How should you spend your last years of life? What environments and activities will give you a healthy perspective?
In his book Death: An Inside Story, spiritual teacher Sadhguru shares advice on how to overcome the fear of death, how to prepare for death, and how to die well. One aspect of this is the way you spend the last years leading up to your death.
Read more for Sadhguru’s insights that might cause you to reevaluate your plans.
Your Last Years of Life
In your last years of life, Sadhguru recommends that you live in a space with as few barriers as possible between your body and the rest of the natural world, such as an open-air cabin. He states that close contact with nature helps you experience how fragile your physical body is outside of the protected human world. This experience will remind you that your body is temporary and not a part of your true self.
(Shortform note: If spending time in nature helps you identify with the universe beyond your individual self, could other pursuits that remind you of your mortality also bring spiritual benefits? Research indicates that they can: People who do life-threatening extreme sports report transcendental experiences that closely overlap with the experience of being awed by nature, including the feeling of stepping outside of your personal identity. Although it’s certainly less likely that you’d pursue extreme sports in your final years, such athletes in the last few decades of their lives are becoming more common. Consider 80-year-old Dan Little, who ran seven marathons in seven days across all seven continents—including Antarctica.)
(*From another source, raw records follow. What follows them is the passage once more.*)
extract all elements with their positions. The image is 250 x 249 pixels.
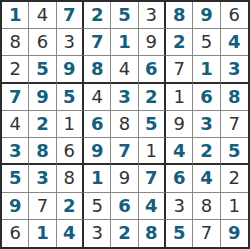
cell-r2c3[interactable]: 3: [57, 29, 84, 56]
cell-r5c9[interactable]: 7: [221, 111, 248, 138]
cell-r4c3[interactable]: 5: [57, 84, 84, 111]
cell-r1c9[interactable]: 6: [221, 2, 248, 29]
cell-r2c8[interactable]: 5: [193, 29, 220, 56]
cell-r4c6[interactable]: 2: [139, 84, 166, 111]
cell-r7c2[interactable]: 3: [29, 165, 56, 192]
cell-r5c1[interactable]: 4: [2, 111, 29, 138]
cell-r3c7[interactable]: 7: [166, 56, 193, 83]
cell-r1c4[interactable]: 2: [84, 2, 111, 29]
cell-r8c9[interactable]: 1: [221, 193, 248, 220]
cell-r4c4[interactable]: 4: [84, 84, 111, 111]
cell-r7c9[interactable]: 2: [221, 165, 248, 192]
cell-r6c5[interactable]: 7: [111, 138, 138, 165]
cell-r8c3[interactable]: 2: [57, 193, 84, 220]
cell-r1c3[interactable]: 7: [57, 2, 84, 29]
cell-r9c2[interactable]: 1: [29, 220, 56, 247]
cell-r4c7[interactable]: 1: [166, 84, 193, 111]
cell-r8c4[interactable]: 5: [84, 193, 111, 220]
cell-r4c1[interactable]: 7: [2, 84, 29, 111]
cell-r9c9[interactable]: 9: [221, 220, 248, 247]
cell-r1c5[interactable]: 5: [111, 2, 138, 29]
cell-r1c1[interactable]: 1: [2, 2, 29, 29]
cell-r1c2[interactable]: 4: [29, 2, 56, 29]
cell-r4c8[interactable]: 6: [193, 84, 220, 111]
cell-r6c9[interactable]: 5: [221, 138, 248, 165]
cell-r5c6[interactable]: 5: [139, 111, 166, 138]
cell-r5c8[interactable]: 3: [193, 111, 220, 138]
cell-r4c2[interactable]: 9: [29, 84, 56, 111]
cell-r3c4[interactable]: 8: [84, 56, 111, 83]
cell-r3c5[interactable]: 4: [111, 56, 138, 83]
cell-r3c9[interactable]: 3: [221, 56, 248, 83]
cell-r9c3[interactable]: 4: [57, 220, 84, 247]
cell-r7c6[interactable]: 7: [139, 165, 166, 192]
cell-r6c7[interactable]: 4: [166, 138, 193, 165]
cell-r6c1[interactable]: 3: [2, 138, 29, 165]
cell-r2c9[interactable]: 4: [221, 29, 248, 56]
cell-r9c5[interactable]: 2: [111, 220, 138, 247]
cell-r3c3[interactable]: 9: [57, 56, 84, 83]
cell-r2c5[interactable]: 1: [111, 29, 138, 56]
cell-r7c3[interactable]: 8: [57, 165, 84, 192]
cell-r5c5[interactable]: 8: [111, 111, 138, 138]
cell-r2c6[interactable]: 9: [139, 29, 166, 56]
cell-r7c8[interactable]: 4: [193, 165, 220, 192]
cell-r2c2[interactable]: 6: [29, 29, 56, 56]
cell-r8c2[interactable]: 7: [29, 193, 56, 220]
cell-r8c6[interactable]: 4: [139, 193, 166, 220]
cell-r5c3[interactable]: 1: [57, 111, 84, 138]
cell-r9c8[interactable]: 7: [193, 220, 220, 247]
cell-r6c6[interactable]: 1: [139, 138, 166, 165]
cell-r8c1[interactable]: 9: [2, 193, 29, 220]
cell-r5c7[interactable]: 9: [166, 111, 193, 138]
cell-r3c1[interactable]: 2: [2, 56, 29, 83]
cell-r1c8[interactable]: 9: [193, 2, 220, 29]
cell-r7c7[interactable]: 6: [166, 165, 193, 192]
cell-r3c6[interactable]: 6: [139, 56, 166, 83]
cell-r8c8[interactable]: 8: [193, 193, 220, 220]
cell-r7c1[interactable]: 5: [2, 165, 29, 192]
cell-r8c7[interactable]: 3: [166, 193, 193, 220]
cell-r1c7[interactable]: 8: [166, 2, 193, 29]
cell-r9c7[interactable]: 5: [166, 220, 193, 247]
cell-r3c8[interactable]: 1: [193, 56, 220, 83]
cell-r2c1[interactable]: 8: [2, 29, 29, 56]
cell-r2c4[interactable]: 7: [84, 29, 111, 56]
cell-r7c5[interactable]: 9: [111, 165, 138, 192]
cell-r3c2[interactable]: 5: [29, 56, 56, 83]
cell-r4c9[interactable]: 8: [221, 84, 248, 111]
sudoku-board: 1472538968637192542598467137954321684216…: [0, 0, 250, 249]
cell-r6c4[interactable]: 9: [84, 138, 111, 165]
cell-r2c7[interactable]: 2: [166, 29, 193, 56]
cell-r5c4[interactable]: 6: [84, 111, 111, 138]
cell-r8c5[interactable]: 6: [111, 193, 138, 220]
cell-r9c6[interactable]: 8: [139, 220, 166, 247]
cell-r5c2[interactable]: 2: [29, 111, 56, 138]
cell-r4c5[interactable]: 3: [111, 84, 138, 111]
cell-r6c3[interactable]: 6: [57, 138, 84, 165]
cell-r9c1[interactable]: 6: [2, 220, 29, 247]
cell-r7c4[interactable]: 1: [84, 165, 111, 192]
cell-r9c4[interactable]: 3: [84, 220, 111, 247]
cell-r1c6[interactable]: 3: [139, 2, 166, 29]
cell-r6c8[interactable]: 2: [193, 138, 220, 165]
cell-r6c2[interactable]: 8: [29, 138, 56, 165]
Sadhguru discourages the choice to die in a hospital. Many terminally ill patients use medical technology to prolong their lives for as long as possible. However, stretching your life past its natural expiration date will only preserve the body, not the mind, making a mindful death more difficult. Sadhguru is clear that you shouldn’t avoid hospitals and modern medicine if you’re sick and need to recover. But, if the doctors declare that it’s likely you’re going to die, prolonging your life further may do more harm than good.
(Shortform note: While most medical experts don’t explicitly advocate for mindfulness at the moment of death, some agree with Sadhguru that hospitals generally intervene too much for their terminally ill patients. Many doctors hesitate to discuss the possibility of preparing for death with their patients, fearing that patients will react badly. Consequently, many patients fail to realize how low their chances for survival are and agree to aggressive treatment until the end. Although transitioning from aggressive treatment to palliative care may seem like giving up, it has several benefits: Research shows that it results in lower rates of depression and greater quality of life among patients.)